Poverty, Community and Conservation in Colorado: An Analysis of the Adaptive Challenges that Face Rural Colorado as it Makes its Way into a New Century Filled with Challenging Social and Environmental Issues

Abstract

Policy Questions:

How can the residents of Nucla, Naturita, and Telluride utilize the uranium conflict as a basis for a broader solution? How can they proactively establish a long standing intercommunal partnership to increase the economic capacity of the region while still addressing the legitimate concerns surrounding the practice of job creation at the expense of human and environmental health?

Problem Statement:

The social problem that confronts these three communities includes both rural poverty concerns about environmental contamination. The systemic conflict between conservation and economic development is further exasperated, though, by the tendency of stakeholders to look to federal regulators to affirm or deny a single viewpoint. This method often results in a resolution that is heavy-handed, divisive, and poorly contextualized. The potential benefits of a community-based solution rooted in shared environmental interdependence has largely been ignored.

Background Context:

This conflict pits the wealthy vs the poor, the educated vs the uneducated, and the environmentalist vs the laborer in an unnecessary example of intercommunal environmental-classism. It reaffirmed the idea that caring about the environment, or even the environments effect on one’s own long term health, is a luxury only afforded to the wealthy. Yet, sources as diverse as the Conservation Fund to global academic literature on community-based-conservation argue against this preconception. Communities like Nucla and Naturita, who have a strong communal identity and cohesive social relationships among residents, could be the strongest defenders of regional environmental health if shown viable alternatives. Effective community-based conservation is a conservation strategy that seeks to protect larger tracts of land by encouraging local stewardship and integrating social and environmental priorities. Given this dynamic, it is essential that Sheep Mountain Alliance acknowledge the socio-environmental dimensions of the dispute and consider investing resources into conservation strategies that increase the prosperity rather than its hardship of local residents.

This conflict is really something of an enigma. On one side, this uranium mill represents a single lifeline amidst the bleak landscape of rural poverty. Yet, simultaneously Nucla and Naturita are welcoming back an industry that had caused many of residents’ family and friends to die of cancer. Indeed, Uravan, the uranium mill town where many of them had previously worked, was deemed so radioactive that it had been fenced off, shredded and buried under the ground, buildings, streets, trees all together. Still even miners who suffered the worst like Larry Cooper don’t have the opinion one might expect. When asked about the uranium mill in Uravan, Larry acknowledged that he got cancer from the mill, and yet in the same breath expressed that he thought life in Uravan hadn’t been quite so bad.

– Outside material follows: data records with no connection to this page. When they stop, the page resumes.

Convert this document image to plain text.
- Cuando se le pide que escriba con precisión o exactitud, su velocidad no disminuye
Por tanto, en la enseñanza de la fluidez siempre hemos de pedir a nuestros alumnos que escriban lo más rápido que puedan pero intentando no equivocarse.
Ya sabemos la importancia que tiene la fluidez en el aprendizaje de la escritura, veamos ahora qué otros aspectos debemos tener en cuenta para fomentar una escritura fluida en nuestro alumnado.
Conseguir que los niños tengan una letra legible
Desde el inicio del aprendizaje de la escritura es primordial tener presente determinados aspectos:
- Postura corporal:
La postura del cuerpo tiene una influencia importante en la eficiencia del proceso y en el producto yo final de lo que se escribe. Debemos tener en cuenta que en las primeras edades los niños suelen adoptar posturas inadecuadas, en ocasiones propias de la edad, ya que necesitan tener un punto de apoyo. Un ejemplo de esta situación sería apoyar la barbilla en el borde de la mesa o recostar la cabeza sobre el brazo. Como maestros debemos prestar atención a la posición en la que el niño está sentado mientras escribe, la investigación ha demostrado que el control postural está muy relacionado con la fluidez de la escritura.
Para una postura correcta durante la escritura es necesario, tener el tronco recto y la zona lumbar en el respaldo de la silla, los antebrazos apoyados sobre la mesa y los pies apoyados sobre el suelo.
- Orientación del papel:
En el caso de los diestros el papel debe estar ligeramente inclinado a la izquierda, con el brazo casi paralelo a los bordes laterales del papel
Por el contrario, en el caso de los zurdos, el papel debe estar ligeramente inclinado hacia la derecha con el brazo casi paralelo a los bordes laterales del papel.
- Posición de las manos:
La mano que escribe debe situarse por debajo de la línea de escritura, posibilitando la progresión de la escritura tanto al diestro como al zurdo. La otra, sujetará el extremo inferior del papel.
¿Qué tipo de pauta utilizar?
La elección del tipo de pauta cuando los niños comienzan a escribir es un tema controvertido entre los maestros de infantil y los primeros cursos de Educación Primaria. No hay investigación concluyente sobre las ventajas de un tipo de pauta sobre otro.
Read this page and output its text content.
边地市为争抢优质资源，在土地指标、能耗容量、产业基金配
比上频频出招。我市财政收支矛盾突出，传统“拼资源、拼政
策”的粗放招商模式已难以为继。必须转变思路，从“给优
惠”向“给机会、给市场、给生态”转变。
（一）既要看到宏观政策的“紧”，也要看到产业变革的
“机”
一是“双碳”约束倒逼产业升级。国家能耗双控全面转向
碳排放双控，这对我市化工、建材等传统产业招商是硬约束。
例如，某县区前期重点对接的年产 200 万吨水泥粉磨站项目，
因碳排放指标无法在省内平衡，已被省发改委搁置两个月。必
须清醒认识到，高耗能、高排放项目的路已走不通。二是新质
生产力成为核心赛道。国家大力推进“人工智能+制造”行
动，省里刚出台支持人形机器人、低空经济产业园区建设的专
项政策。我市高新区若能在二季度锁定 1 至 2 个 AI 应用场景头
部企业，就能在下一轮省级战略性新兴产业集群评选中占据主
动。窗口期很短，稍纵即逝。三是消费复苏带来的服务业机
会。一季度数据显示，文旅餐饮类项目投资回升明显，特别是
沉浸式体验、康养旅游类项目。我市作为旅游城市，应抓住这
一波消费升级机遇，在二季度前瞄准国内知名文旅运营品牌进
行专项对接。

The cultural traditions Nucla and Naturita had developed for their communities stood fast even in the face of the most fearful consequence imaginable, death. Within this context, one would be hard pressed to find a more effective conservation strategy than redirecting this communal strength encouraging Nucla and Naturita to preserve their culture, health, and environment together.

During the film Uranium Drive In, during one of the public hearings, Ayngel passionately points out that the town of Naturita has been struggling for some time and that any one of the protesters could have brought in jobs instead of Energy Fuels, but they didn’t and that they should remember that as they stand in opposition. They could have reached out in collaboration to develop economic alternatives instead of relying on litigation. The development of a more vigorous tourism base, the development of an economy based on uranium sites restoration, or even the development of a strong forest product business would have gone further in providing a long term solution than litigation. With favorable options, these two small towns could diversify their economy and bring more stable long term economic conditions and an improved long term socio-ecological relationship to the region. The real intractable problem here is the creation of those intercommunal bonds that will strengthen Naturita against the threat of environmental degradation in the future. The socio-ecological relationship is a two way street, and because of that there is no better early warning sign for impending environmental degradation than an area rife with human desperation.